Financial engineering with securitized derivatives
as Private placement or public offer

Innovative, recently developed financial market instruments with securitized derivatives are used to combine the security required by clients with the potential return of shares, indices, commodities, real estate or interest rate trends, allowing the investor to participate in a virtually unlimited number of selected markets. Profits can be achieved not only with rising stocks. An investor can also profit from a negative market development or make retroactive investments in asset classes that showed the best performance during a certain period, thus following a very complex investment strategy.

Previous investment strategies, usually combining direct investments with funds, can be optimized with such an approach. It allows you to achieve profits in situations where direct investments would already show a negative performance. During strong market phases, the investment return can significantly outperform direct investments due to a higher participation in rising markets.

Ignoring or not considering structured investments means missing out on these new possibilities and relying on speculative fortune strategies instead of following strategic investment goals.

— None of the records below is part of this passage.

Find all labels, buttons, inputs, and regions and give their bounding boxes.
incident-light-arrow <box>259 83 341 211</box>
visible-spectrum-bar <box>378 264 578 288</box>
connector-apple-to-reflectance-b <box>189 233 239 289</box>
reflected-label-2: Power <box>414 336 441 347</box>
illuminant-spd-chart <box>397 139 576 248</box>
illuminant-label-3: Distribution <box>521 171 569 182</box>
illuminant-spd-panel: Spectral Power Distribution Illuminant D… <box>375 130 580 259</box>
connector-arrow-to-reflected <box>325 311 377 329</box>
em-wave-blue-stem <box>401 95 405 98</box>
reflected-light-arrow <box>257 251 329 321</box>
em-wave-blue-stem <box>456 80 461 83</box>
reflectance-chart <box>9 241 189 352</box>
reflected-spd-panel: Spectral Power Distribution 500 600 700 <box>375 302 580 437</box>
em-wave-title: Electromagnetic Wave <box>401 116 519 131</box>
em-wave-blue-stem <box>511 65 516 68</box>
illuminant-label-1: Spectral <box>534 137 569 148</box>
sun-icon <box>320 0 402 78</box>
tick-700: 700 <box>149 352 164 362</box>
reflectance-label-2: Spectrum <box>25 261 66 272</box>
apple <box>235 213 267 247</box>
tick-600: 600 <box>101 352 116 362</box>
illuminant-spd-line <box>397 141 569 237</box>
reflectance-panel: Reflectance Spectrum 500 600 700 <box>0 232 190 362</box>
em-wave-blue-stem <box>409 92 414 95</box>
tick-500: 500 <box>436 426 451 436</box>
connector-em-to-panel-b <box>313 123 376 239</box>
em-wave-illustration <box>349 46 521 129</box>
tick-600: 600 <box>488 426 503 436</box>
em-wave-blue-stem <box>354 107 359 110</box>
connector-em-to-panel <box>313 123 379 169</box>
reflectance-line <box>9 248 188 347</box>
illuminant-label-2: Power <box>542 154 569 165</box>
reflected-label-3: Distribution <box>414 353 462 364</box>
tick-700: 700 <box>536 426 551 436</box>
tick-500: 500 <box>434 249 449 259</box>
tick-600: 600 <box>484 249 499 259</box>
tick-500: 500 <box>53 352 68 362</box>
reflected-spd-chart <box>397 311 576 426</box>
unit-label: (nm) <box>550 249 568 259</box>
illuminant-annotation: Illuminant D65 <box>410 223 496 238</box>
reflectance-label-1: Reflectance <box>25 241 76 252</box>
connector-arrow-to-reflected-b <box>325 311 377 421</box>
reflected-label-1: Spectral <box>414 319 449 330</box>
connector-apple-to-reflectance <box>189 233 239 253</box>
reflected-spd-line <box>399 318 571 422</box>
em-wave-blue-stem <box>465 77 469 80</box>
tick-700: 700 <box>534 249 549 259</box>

Current anomalies on the international financial markets require special consideration, because the subsequent return to historical averages can produce significant profits.

Consequently, your selected basic values (indices, individual papers, commodities, real estate, benchmark interest rates) are the core of your investment strategy, as your potential profit depends on their development. You can cover whole markets, like all of Europe, for example, or invest in selected promising topics.

An important criterion for product development (private placement) and product selection (public offer) is the correlation between the functionality of the investment strategy and market expectations (falling, stagnating, rising).

According to your personal readiness to assume risk (risk-averse, risk-neutral, risk-loving), the risk level can be adjusted to your individual preference in a targeted way. This is assured by the selection and combination of a limited capital guarantee of the issuer with partial security (security buffer through risk barriers or predefined limits, as a partial protection against possible setbacks) and defined asset preservation through an unconditional capital guarantee of the issuer at the end of the period.

Of course, the basic rules of the capital market apply to every situation and every investment, and therefore it is vitally important to perform a personal and comprehensive consultation in order to balance and fine-tune prospects and risk-structure.